Almost all airlines offer the best sale prices on Tuesdays. You don't have to fly on Tuesdays, just purchase the flights.


----------



## Passepartout (Feb 3, 2017)

They will get along just fine without my business. Not that I'd notice one way or another, because I'd never fly on them.


----------



## b2bailey (Feb 3, 2017)

I have had one very bad experience with Spirit -- and the problem was compounded by lack of a human at their ticket counter (at Atlanta airport) Agents all disappear after last flight leaves.

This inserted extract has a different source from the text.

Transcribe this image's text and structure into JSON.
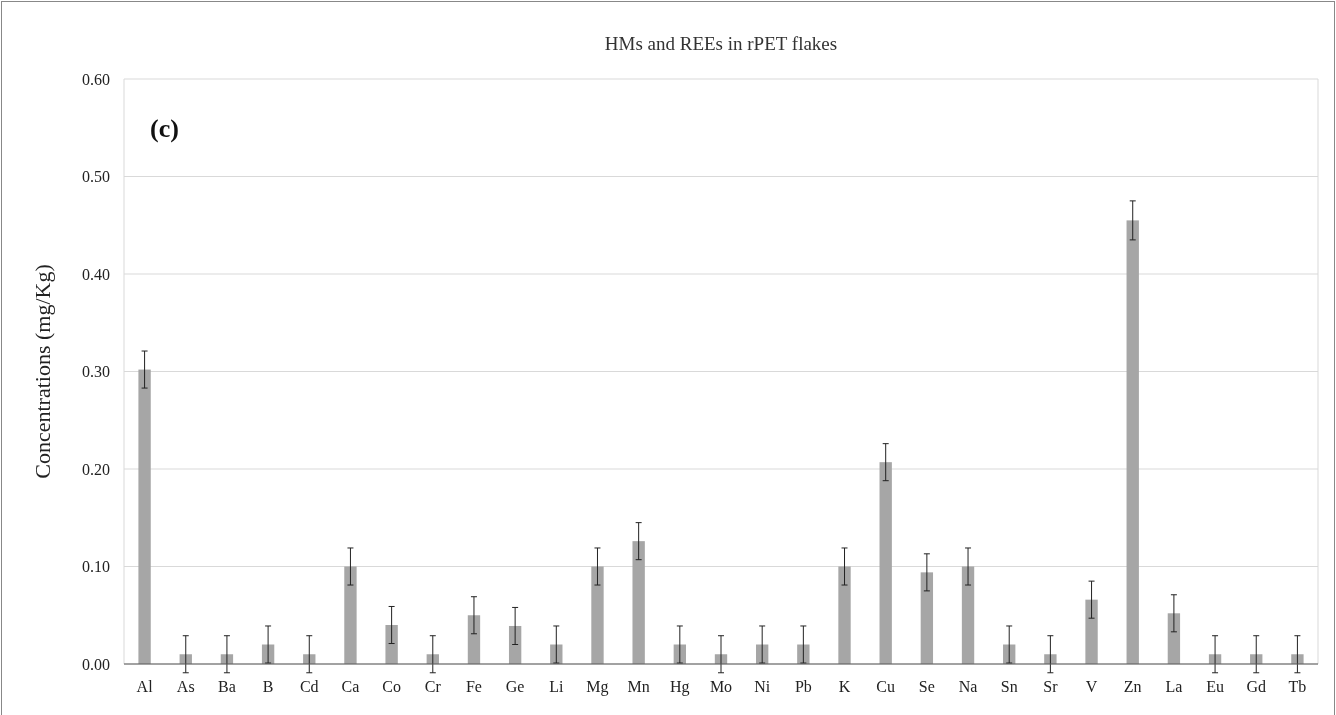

That being said, I have since fallen for their cheap prices several times with no troubles. I just avoid last flight of the day.


----------



## Sugarcubesea (Feb 3, 2017)

Jan M. said:


> Almost all airlines offer the best sale prices on Tuesdays. You don't have to fly on Tuesdays, just purchase the flights.


Good to know. Thanks


----------



## Blues (Feb 4, 2017)

b2bailey said:


> I have had one very bad experience with Spirit -- and the problem was compounded by lack of a human at their ticket counter (at Atlanta airport) Agents all disappear after last flight leaves.



Same thing with Allegiant.  I flew them once on a MRY-SAN route.  2 hours late going out, 3 hours late coming back.  I know that can happen, but wasn't prepared to see the dozens of angry friends/relatives at MRY, who had no idea what had happened to the flight, and no gate agents in sight.


----------



## Jan M. (Feb 5, 2017)

Blues said:


> Same thing with Allegiant.  I flew them once on a MRY-SAN route.  2 hours late going out, 3 hours late coming back.  I know that can happen, but wasn't prepared to see the dozens of angry friends/relatives at MRY, who had no idea what had happened to the flight, and no gate agents in sight.

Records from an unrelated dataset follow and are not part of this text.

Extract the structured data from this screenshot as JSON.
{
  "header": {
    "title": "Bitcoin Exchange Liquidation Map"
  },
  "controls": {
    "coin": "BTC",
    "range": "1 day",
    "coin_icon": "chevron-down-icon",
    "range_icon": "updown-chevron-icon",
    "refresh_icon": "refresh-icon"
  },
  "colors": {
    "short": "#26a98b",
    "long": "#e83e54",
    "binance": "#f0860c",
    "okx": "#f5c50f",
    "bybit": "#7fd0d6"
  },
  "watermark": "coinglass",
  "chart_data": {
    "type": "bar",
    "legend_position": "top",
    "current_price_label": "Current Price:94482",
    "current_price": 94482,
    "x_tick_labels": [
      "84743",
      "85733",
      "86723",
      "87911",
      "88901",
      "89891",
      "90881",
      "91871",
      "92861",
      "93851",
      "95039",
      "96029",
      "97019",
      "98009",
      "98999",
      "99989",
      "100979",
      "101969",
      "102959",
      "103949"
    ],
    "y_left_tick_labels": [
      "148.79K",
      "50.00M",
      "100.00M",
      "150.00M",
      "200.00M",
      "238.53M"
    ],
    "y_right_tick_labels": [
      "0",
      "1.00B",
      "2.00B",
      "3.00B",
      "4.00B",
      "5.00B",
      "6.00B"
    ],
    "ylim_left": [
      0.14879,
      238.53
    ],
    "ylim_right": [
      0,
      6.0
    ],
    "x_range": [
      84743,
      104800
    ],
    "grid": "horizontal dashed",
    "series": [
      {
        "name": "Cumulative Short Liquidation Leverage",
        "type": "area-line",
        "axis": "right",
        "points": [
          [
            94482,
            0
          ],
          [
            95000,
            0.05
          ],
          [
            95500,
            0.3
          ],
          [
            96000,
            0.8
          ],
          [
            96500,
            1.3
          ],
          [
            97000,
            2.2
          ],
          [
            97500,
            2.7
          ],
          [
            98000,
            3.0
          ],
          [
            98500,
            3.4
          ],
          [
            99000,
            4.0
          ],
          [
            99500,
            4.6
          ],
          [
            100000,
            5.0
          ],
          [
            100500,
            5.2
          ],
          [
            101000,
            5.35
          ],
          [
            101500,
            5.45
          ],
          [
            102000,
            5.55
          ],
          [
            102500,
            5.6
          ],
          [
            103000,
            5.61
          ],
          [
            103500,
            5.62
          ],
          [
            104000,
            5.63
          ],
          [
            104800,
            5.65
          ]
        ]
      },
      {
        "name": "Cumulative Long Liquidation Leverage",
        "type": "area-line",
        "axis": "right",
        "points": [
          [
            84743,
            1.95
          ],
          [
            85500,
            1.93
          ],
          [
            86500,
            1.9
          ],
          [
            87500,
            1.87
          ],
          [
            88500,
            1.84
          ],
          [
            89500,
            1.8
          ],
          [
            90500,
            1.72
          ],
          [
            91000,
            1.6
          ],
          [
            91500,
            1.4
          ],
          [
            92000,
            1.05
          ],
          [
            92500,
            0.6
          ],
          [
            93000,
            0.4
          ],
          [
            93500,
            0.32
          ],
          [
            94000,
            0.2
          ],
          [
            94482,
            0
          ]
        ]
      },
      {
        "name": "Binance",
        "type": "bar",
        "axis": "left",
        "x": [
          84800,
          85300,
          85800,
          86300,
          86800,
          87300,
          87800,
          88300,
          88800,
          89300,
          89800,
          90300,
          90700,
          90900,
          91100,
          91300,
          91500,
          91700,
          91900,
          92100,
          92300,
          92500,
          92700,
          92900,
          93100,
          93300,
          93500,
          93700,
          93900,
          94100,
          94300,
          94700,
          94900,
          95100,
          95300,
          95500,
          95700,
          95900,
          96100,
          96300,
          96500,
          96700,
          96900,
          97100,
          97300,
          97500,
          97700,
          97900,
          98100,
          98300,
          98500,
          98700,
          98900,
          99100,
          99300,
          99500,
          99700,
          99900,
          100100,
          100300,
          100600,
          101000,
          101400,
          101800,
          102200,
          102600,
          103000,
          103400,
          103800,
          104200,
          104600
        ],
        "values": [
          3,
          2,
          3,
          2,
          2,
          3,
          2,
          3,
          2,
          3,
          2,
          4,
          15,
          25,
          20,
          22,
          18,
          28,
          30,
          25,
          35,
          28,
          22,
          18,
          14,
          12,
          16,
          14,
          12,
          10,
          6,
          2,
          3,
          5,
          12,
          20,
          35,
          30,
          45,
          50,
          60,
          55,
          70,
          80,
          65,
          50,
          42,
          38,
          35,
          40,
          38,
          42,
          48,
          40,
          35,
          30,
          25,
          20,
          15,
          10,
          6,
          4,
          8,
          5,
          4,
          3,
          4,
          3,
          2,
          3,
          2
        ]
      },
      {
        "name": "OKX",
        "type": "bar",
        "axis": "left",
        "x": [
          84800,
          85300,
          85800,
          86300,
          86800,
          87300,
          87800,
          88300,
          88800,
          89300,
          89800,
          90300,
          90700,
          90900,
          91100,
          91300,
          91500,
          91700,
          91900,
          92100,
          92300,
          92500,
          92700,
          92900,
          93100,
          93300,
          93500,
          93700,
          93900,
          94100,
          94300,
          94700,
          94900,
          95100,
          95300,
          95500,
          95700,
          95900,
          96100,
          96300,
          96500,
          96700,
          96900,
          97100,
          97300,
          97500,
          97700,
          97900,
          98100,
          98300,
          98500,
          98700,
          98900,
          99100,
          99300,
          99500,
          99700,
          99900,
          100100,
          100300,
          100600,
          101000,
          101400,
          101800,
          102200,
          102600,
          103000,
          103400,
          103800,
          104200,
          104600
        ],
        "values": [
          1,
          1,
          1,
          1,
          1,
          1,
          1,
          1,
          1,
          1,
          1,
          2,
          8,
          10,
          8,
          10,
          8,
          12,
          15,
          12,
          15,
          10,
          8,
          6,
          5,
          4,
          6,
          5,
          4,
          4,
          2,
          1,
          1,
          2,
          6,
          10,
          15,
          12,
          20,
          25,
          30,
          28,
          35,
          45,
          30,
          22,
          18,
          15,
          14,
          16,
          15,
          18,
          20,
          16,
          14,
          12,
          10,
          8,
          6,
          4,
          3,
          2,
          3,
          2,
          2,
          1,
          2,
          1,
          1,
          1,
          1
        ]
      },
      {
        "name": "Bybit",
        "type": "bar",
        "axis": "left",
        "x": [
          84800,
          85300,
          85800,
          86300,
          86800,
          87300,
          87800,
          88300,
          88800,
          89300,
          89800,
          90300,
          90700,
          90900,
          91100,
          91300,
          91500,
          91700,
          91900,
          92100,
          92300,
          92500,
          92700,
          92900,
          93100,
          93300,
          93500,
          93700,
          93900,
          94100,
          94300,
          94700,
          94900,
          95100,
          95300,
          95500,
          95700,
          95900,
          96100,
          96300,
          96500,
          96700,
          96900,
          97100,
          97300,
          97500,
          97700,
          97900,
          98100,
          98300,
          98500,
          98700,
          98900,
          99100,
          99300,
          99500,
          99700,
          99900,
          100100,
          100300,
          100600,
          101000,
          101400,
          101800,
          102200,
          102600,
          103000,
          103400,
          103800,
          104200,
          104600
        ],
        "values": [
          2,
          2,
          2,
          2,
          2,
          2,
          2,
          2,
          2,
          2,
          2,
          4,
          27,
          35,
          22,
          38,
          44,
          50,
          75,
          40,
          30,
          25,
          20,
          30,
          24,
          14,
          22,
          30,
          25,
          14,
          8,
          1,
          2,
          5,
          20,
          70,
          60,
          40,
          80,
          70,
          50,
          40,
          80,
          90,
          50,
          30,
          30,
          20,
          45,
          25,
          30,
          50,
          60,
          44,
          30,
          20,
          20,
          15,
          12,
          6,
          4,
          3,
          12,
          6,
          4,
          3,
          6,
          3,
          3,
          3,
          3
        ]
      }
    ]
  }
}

I've experienced 2-3 hour delays with Allegiant and I do upon occasion fly Allegiant. Unlike Spirit they don't have a big presence at the airports they fly in and out of. Spirit has other planes and crews they will bring in to keep the flights as close to being on schedule as possible, unless of course there is a weather issue affecting every airline at that airport. With Allegiant if there is any delay in a stop prior to yours then your flight will be seriously delayed. When I have an afternoon or particularly an evening flight I'm always mentally prepared to wait and tell whoever is picking me up not to leave for the airport without checking to see when the flight will be arriving.



b2bailey said:


> I have had one very bad experience with Spirit -- and the problem was compounded by lack of a human at their ticket counter (at Atlanta airport) Agents all disappear after last flight leaves.
> 
> That being said, I have since fallen for their cheap prices several times with no troubles. I just avoid last flight of the day.



Airlines typically don't have their counters manned when they have no flights departing. Spirit has grown so much in the last few years that they have more flights leaving now. I often fly out on the last flight of the day on Spirit and have not had problems. 

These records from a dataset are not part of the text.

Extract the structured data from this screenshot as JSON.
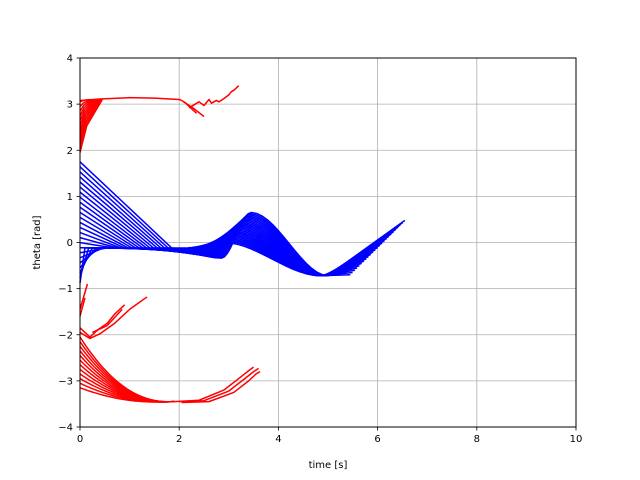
{
  "chart_data": {
    "type": "line",
    "title": "",
    "xlabel": "time [s]",
    "ylabel": "theta [rad]",
    "xlim": [
      0,
      10
    ],
    "ylim": [
      -4,
      4
    ],
    "xticks": [
      0,
      2,
      4,
      6,
      8,
      10
    ],
    "xtick_labels": [
      "0",
      "2",
      "4",
      "6",
      "8",
      "10"
    ],
    "yticks": [
      -4,
      -3,
      -2,
      -1,
      0,
      1,
      2,
      3,
      4
    ],
    "ytick_labels": [
      "−4",
      "−3",
      "−2",
      "−1",
      "0",
      "1",
      "2",
      "3",
      "4"
    ],
    "grid": true,
    "legend": false,
    "colors": {
      "red": "#ff0000",
      "blue": "#0000ff",
      "grid": "#b0b0b0",
      "axes": "#000000"
    },
    "series_groups": {
      "red_top_fan": {
        "color": "#ff0000",
        "count": 12,
        "t_start": 0.0,
        "t_end": 0.45,
        "y_start_range": [
          1.95,
          3.05
        ],
        "y_end": 3.1
      },
      "red_top_trunk": {
        "color": "#ff0000",
        "x": [
          0.0,
          0.4,
          1.0,
          1.5,
          2.0,
          2.05
        ],
        "y": [
          3.08,
          3.11,
          3.14,
          3.13,
          3.1,
          3.08
        ]
      },
      "red_top_branches": [
        {
          "color": "#ff0000",
          "x": [
            2.05,
            2.3,
            2.5
          ],
          "y": [
            3.08,
            2.9,
            2.73
          ]
        },
        {
          "color": "#ff0000",
          "x": [
            2.1,
            2.35
          ],
          "y": [
            3.05,
            2.8
          ]
        },
        {
          "color": "#ff0000",
          "x": [
            2.2,
            2.4,
            2.5,
            2.6,
            2.65,
            2.75,
            2.8,
            2.9,
            3.0,
            3.05,
            3.1,
            3.2
          ],
          "y": [
            2.92,
            3.05,
            2.97,
            3.1,
            3.02,
            3.08,
            3.05,
            3.12,
            3.2,
            3.27,
            3.3,
            3.4
          ]
        }
      ],
      "red_mid": [
        {
          "color": "#ff0000",
          "x": [
            0.0,
            0.15
          ],
          "y": [
            -1.45,
            -0.9
          ]
        },
        {
          "color": "#ff0000",
          "x": [
            0.0,
            0.1
          ],
          "y": [
            -1.6,
            -1.2
          ]
        },
        {
          "color": "#ff0000",
          "x": [
            0.0,
            0.2,
            0.35,
            0.55,
            0.7,
            0.9
          ],
          "y": [
            -1.85,
            -2.05,
            -1.9,
            -1.75,
            -1.55,
            -1.35
          ]
        },
        {
          "color": "#ff0000",
          "x": [
            0.0,
            0.2,
            0.4,
            0.7,
            1.0,
            1.35
          ],
          "y": [
            -1.95,
            -2.08,
            -1.98,
            -1.75,
            -1.45,
            -1.18
          ]
        },
        {
          "color": "#ff0000",
          "x": [
            0.25,
            0.55,
            0.85
          ],
          "y": [
            -1.95,
            -1.8,
            -1.45
          ]
        }
      ],
      "red_bottom_fan": {
        "color": "#ff0000",
        "count": 12,
        "t_start": 0.0,
        "t_merge": 1.9,
        "y_start_range": [
          -3.15,
          -2.05
        ],
        "y_merge": -3.45
      },
      "red_bottom_tails": [
        {
          "color": "#ff0000",
          "x": [
            1.9,
            2.4,
            2.9,
            3.2,
            3.4,
            3.5
          ],
          "y": [
            -3.45,
            -3.42,
            -3.2,
            -2.95,
            -2.78,
            -2.7
          ]
        },
        {
          "color": "#ff0000",
          "x": [
            2.0,
            2.5,
            3.0,
            3.3,
            3.5,
            3.6
          ],
          "y": [
            -3.45,
            -3.43,
            -3.22,
            -2.97,
            -2.8,
            -2.73
          ]
        },
        {
          "color": "#ff0000",
          "x": [
            2.05,
            2.6,
            3.1,
            3.4,
            3.55,
            3.63
          ],
          "y": [
            -3.47,
            -3.45,
            -3.25,
            -3.0,
            -2.85,
            -2.8
          ]
        }
      ],
      "blue_fan": {
        "color": "#0000ff",
        "count": 25,
        "y_start_range": [
          -0.88,
          1.75
        ],
        "x_conv_range": [
          0.1,
          1.85
        ],
        "y_conv": -0.12,
        "x_rise_range": [
          2.1,
          2.85
        ],
        "x_peak_range": [
          2.9,
          3.45
        ],
        "y_peak_range": [
          0.0,
          0.65
        ],
        "x_dip_range": [
          4.85,
          5.0
        ],
        "y_dip": -0.72,
        "x_end_range": [
          5.45,
          6.55
        ],
        "y_end_range": [
          -0.7,
          0.48
        ]
      }
    }
  }
}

The airport terminals are usually pretty empty and even the food places are closed late at night. A couple of years ago my husband was traveling for business, had an evening flight with a connection and he wanted to eat dinner during the wait between flights to fill up the time. I kept pushing him to have dinner before the left, told him that he hadn't flown an evening flight in quite a while and wasn't going to find a restaurant open. He was shocked to find that there wasn't a decent restaurant open and still serving after about 9pm in a major city airport and that his only option was fast food. At the Wendy's he asked for a cup of coffee and was told they don't have coffee that late in the evening.


----------



## BocaBoy (Feb 5, 2017)

Passepartout said:


> They will get along just fine without my business. Not that I'd notice one way or another, because I'd never fly on them.


Even if I could save significant money I would never fly them.


----------



## Jan M. (Feb 5, 2017)

BocaBoy said:


> Even if I could save significant money I would never fly them.



Your money, your choice.


----------



## dominidude (Feb 6, 2017)

If you ever pay for luggage, even on Spirit, you're not keeping up with the times.
You can now wear your luggage, not only is it free to carry on board a plane, it actually leaves your hands free.
This is no joke.


----------



## Ty1on (Feb 6, 2017)

And if it gets lost, it's only because you got lost.


----------



## tschwa2 (Feb 8, 2017)

b2bailey said:


> I almost purchased a travel bag from Samantha Brown last week because she said it was guaranteed to fit every airline's carry-on requirement. She will need to rewrite her script.


i'm sure it fits Spitit's carry on requirement- the regular size paid carry on allowance.  Just not Spirit's free personal size bag allowance.


----------